Tom Cruise can rest easy. Unless he suddenly assumes a policy-making role at Viacom, the movie star won’t find his salary listed in a proxy statement — even though his work for the company’s Paramount Pictures subsidiary has netted him a pretty penny.
That’s because the Securities and Exchange Commission voted unanimously on Wednesday to jettison a proposal — known widely as the “Katie Couric rule” after the handsomely paid CBS news anchor — that would have required a company to list up to three non-executive employees if their pay packages were heftier than those of the executive officers named in financial statements.
Instead, the SEC will go back to the drawing board and to public opinion with a new proposal to add to the revised executive-pay disclosure rules it unanimously voted to install at an open meeting on Wednesday. The new rules, most of which will have to be spelled out in plain English, will affect compensation disclosure in proxy statements, 10-Ks, and registration statements.
The revision of the Katie Couric provision, a small part of the new rules, would require certain companies to report the total compensation — excluding pensions and deferred pay — and job positions of the company’s three most highly paid employees.
Those employees, who could work for an important subsidiary, main business unit, or division as well as for the main office, would have to be ones with “responsibility for significant policy decisions.” Besides dropping the celebrity requirement, the SEC made it applicable to “large, accelerated filers” — public companies with company with worldwide market values of outstanding voting and non-voting common shares of $700 million or more.
The revised provision looks at a “much more limited pool” of employees, said John White, director of the SEC’s Corporate Finance Division. It won’t include athletes or celebrities, and will even exclude high-earning traders or investment officers at a company, assuming that they have no management responsibilities, he added.
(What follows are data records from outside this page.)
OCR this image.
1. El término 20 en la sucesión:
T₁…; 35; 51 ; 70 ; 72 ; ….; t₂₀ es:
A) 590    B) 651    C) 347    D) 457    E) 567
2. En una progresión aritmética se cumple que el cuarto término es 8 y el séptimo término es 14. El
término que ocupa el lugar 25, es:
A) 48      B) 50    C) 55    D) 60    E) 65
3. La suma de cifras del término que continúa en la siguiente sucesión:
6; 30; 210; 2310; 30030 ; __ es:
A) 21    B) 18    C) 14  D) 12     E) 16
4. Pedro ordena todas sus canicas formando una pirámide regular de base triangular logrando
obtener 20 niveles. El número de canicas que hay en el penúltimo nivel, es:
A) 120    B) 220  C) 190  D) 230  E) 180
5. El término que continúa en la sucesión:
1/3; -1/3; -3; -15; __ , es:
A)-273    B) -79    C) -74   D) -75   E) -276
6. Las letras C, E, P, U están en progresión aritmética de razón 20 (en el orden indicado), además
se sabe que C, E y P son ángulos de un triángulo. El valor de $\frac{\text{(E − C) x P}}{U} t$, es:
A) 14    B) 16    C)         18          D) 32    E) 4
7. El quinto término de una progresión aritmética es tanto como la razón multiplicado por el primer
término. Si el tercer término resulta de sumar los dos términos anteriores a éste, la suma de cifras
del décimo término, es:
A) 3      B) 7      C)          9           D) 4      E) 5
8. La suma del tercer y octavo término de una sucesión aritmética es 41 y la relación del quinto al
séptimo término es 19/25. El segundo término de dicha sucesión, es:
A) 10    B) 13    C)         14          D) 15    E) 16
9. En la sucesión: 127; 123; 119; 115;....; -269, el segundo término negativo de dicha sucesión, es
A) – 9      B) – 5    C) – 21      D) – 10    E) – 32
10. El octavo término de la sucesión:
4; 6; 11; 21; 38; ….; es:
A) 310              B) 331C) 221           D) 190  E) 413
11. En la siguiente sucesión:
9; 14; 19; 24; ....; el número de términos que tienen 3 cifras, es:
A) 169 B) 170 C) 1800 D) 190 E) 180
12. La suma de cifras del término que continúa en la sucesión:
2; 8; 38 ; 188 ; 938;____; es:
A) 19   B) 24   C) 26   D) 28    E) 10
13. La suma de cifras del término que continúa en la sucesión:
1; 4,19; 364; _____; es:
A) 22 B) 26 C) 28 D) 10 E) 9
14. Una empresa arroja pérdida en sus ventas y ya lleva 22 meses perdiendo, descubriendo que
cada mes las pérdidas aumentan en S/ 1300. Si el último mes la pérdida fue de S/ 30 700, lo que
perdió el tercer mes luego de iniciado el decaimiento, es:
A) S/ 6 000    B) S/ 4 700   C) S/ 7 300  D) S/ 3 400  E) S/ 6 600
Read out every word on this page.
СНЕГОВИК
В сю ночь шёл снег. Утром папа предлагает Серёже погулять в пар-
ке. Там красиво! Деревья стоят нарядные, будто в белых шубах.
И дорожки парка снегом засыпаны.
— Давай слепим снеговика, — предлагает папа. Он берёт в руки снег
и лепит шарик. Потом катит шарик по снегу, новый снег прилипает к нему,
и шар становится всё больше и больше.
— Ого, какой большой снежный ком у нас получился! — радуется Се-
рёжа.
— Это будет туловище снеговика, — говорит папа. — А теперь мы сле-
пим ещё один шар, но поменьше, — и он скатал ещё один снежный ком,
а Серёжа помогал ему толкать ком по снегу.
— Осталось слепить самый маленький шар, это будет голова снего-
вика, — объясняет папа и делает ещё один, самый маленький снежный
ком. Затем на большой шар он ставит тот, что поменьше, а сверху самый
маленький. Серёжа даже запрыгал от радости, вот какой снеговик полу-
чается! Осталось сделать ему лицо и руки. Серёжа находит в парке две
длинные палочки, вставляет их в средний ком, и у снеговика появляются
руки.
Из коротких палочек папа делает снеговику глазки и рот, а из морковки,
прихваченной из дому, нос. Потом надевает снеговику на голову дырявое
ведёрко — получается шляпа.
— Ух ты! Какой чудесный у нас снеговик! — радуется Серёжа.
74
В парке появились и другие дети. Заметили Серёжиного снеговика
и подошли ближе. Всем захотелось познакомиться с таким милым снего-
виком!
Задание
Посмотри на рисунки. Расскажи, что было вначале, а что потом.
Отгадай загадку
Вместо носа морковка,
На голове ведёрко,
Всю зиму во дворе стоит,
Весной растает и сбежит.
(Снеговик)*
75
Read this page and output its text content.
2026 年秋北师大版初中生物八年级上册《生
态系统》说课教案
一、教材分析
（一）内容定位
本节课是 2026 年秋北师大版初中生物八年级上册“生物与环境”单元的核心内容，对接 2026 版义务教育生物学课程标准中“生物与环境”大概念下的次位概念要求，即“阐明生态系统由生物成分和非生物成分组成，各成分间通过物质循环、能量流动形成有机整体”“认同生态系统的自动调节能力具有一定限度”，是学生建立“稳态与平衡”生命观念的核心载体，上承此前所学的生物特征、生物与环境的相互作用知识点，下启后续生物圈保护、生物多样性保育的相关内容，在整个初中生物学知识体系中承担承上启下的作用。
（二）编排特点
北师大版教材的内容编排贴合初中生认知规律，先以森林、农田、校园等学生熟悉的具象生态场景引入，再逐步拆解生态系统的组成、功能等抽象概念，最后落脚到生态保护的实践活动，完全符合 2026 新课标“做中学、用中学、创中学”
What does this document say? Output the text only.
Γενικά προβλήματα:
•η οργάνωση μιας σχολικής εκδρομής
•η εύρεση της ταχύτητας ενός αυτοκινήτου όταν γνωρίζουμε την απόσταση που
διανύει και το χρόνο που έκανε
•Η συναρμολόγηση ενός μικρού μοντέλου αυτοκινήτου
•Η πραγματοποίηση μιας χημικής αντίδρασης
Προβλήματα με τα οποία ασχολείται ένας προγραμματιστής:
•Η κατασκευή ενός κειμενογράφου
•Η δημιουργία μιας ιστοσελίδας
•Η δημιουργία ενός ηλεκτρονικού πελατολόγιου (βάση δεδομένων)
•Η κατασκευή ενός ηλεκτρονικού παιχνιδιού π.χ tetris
The change was among those made to the sweeping SEC proposal to revamp executive pay disclosure that the commission issued on January 27. During the plan’s public comment period, the SEC received over 20,000 comments, making it the most discussed issue in the commission’s 72 year history, according to Chairman Christopher Cox.
After the release of the initial proposal, the stock-options backdating scandal emerged. Apparently as a result of the scandal, the new SEC requirements will now require companies to provide added disclosures about their options grant proposals.
Appearing to take particular note of the backdating imbroglio, the authors of SEC fact sheet on the executive compensation rules note that the new options disclosures will include “in particular the timing of option grants in coordination with the release of material nonpublic information and the selection of exercise prices that differ from the underlying stock’s price on the grant date.”
The new options disclosures that must appear in tables in proxies and financial statements include:
• The grant date fair value.
• The grant date.
• The closing market price on the grant date if it’s higher than the exercise price of the award.
• The date the board’s compensation committee or the full board took action to grant the award, if that date is different than the grant date.
If the exercise price of an option grant isn’t the grant date’s closing market price per share, the SEC will require companies to describe their methodology for gauging the exercise price.
The commission will also mandate narrative disclosures about option grants to executives in the Compensation Discussion and Analysis section that its new rules require. The narrative disclosures could include the reasons a company picks particular grant dates for awards or its methods for choosing the exercise price of options.
White noted that release of the new requirements won’t use the phrases “back-dating” or “spring-loading” because they each have “different meanings for different people.” But he said that the rule would apply to those practices as they’re commonly understood.
The commissioners and SEC staff, however, took pains to note that the commission was issuing rules on the disclosure of back-dating, not the propriety of it. “It’s important to note that the release [of the rules] draws no conclusions about the ability of companies to use options [and] does not seek to encourage or discourage any particular form” of granting them, said White. The SEC isn’t delving into the issue of whether or not a company “may have valid reasons for timing grants” to earlier dates, he added.